O califa e a casca de noz
O Correio
Tema: Situações-limite
Edição: de 10 a 23 de fevereiro de 2001
O assunto foi exaustivamente comentado, mas ainda permanece envolto em bruma, motivo pelo qual não há de ser inoportuno abordá-lo. França, 1998, decisão da XVI Copa do Mundo. A escalação do selecionado brasileiro, fornecida à imprensa, surpreendeu a todos (Ronaldo não joga!); não demorou, nova informação (Ronaldo joga!).
Num curto espaço de tempo, o joga-não-joga expôs inúmeras pessoas ao fio da navalha: os médicos da clínica francesa responsáveis pelo atendimento do atleta por conta da convulsão que o acometera; os integrantes da comissão técnica da equipe brasileira, Zagalo principalmente; o doutor Lídio Toledo; o próprio jogador e até mesmo Ricardo Teixeira, presidente da Confederação Brasileira de Futebol.
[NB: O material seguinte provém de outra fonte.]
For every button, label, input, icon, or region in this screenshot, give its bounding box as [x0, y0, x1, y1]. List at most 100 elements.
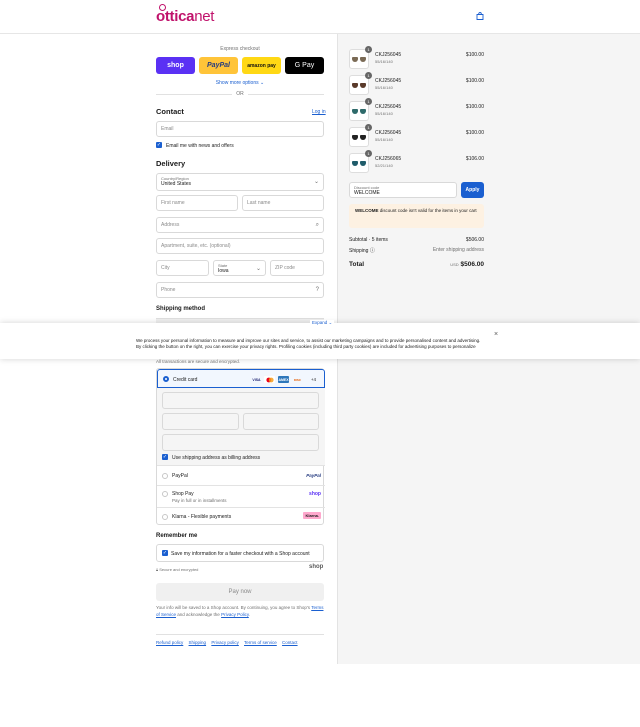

Quem, como eles, já esteve diante de uma situação-limite se torna íntimo dos mais diversos desassossegos. Abrir o jogo ou omitir-se? Ir ou ficar? Arriscar-se ou permanecer em segurança? Quem já não se viu às voltas com dúvidas desse teor? Afinal, viver é optar. Ou isso ou aquilo, assim sentenciou Cecília. Também quem já se viu preso ao leito, em lenta recuperação, sabe o significado desse caminhar pelo arame sem o auxílio da rede. Em tais circunstâncias, nos damos conta da vulnerabilidade, pois envolvidos na lufa-lufa nos descuidamos desse pormenor. Acamados, somos califas errantes em busca de oásis, casca de noz em alto-mar à espera de calmaria. Se vencemos a batalha, saímos duplamente fortalecidos. De corpo e de alma.